The show brings together a group of Belgian painters who span across centuries, and create moments of contemplation through their poetic observations of everyday life. Set within the historic hôtel de maître space, the works are contextualized by the domestic environment and evoke the Flemish tradition of painting and secular patronage. A figurative narrative becomes the leitmotif for the show, with the each artist’s approach to their subject yielding a partial and incomplete gesture. Each painting embodies a memory held in time and a voyeuristic look through another’s eyes.

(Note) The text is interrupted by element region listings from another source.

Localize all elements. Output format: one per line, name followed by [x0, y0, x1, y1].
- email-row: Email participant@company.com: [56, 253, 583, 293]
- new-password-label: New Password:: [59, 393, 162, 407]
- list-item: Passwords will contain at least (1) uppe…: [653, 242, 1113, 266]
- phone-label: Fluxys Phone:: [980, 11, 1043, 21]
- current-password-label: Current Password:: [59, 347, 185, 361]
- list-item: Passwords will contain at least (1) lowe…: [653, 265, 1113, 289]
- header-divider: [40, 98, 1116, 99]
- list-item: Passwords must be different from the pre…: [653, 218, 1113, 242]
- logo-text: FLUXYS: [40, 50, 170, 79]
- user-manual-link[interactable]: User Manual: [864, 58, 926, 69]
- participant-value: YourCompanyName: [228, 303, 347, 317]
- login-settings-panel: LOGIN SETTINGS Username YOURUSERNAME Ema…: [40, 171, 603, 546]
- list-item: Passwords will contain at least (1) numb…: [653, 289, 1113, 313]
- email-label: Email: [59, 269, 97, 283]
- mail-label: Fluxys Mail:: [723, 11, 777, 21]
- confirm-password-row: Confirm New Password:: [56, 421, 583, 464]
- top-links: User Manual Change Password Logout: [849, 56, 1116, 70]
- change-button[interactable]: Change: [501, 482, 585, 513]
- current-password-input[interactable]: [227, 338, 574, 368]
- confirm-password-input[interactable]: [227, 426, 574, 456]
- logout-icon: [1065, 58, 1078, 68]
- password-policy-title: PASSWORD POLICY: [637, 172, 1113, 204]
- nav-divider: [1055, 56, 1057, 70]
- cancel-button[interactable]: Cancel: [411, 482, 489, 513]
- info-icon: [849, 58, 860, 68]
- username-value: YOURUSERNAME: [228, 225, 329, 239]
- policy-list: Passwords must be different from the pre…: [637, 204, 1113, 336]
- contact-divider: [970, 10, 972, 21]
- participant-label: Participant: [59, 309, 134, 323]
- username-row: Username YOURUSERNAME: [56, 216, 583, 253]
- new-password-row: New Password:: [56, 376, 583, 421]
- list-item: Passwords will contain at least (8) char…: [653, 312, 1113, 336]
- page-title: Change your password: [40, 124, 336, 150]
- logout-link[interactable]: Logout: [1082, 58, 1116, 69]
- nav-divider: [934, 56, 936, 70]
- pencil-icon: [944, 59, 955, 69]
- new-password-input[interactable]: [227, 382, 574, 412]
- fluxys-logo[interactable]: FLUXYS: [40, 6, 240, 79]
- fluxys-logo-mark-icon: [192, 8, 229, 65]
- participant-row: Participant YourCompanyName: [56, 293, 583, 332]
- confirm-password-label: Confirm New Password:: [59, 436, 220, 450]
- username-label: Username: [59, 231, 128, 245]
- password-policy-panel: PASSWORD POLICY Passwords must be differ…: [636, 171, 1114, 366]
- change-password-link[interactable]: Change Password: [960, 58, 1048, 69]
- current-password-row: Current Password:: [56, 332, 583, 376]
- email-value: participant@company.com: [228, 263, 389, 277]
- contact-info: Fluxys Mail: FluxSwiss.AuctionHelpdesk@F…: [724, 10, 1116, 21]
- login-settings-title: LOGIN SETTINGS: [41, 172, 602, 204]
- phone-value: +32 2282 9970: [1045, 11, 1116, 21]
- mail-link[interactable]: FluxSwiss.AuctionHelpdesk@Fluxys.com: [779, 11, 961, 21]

A local scene of springtime flurry by Pieter Brueghel sets a historic touchpoint for the show, and offers a narrative recollection of daily life lived centuries ago. The 16th century Flemish master broke away from past tradition and focused on the celebration of the quotidian and domestic experiences.

Francis Alÿ​s, Michaël Borremans, and Luc Tuymans represent a generation of contemporary Belgian artists who seek to find meaning in figurative painting as an intimate and internal experience.​ Alÿs gravitates towards motifs that are at once abstract and replete with referential meaning. His diptych presents a Royal Logistic Corps soldier, stationed in repose, beside a colour patch taken from the soldier’s sleeve. Charged with poetic and political trauma, it magnifies a small moment.

I don’t want to make portraits on a psychological level. I take all the ideas out of individuality and just leave the shell, the body. To make a portrait of someone on a psychological level, for me, is an impossibility; I am much more interested in the idea of masks, of creating a blindfolded space of mirrors. — Luc Tuymans

The haunting portraits by M​ichaël Borremans and Luc Tuymans are emblematic of each artist’s gesticulation and desire for probing psychological layers. Borremans’ hooded figure, softly titled L​ily, harkens to a childlike nightmare while Tuymans’s ​In the End You're Just Dad​ sets up a wordplay that memorializes one’s father.

The youngest of the group, Harold Ancart, has been an important voice in new generation of young Belgian artists. Ancart’s early works reveal his mastery as a draftsman as he attempts to capture the instability of images and failing echos of recollection. ​The works are meant to be viewed as fragments of thoughts and incomplete verses, embodied within the shell of the architectural space they inhabit.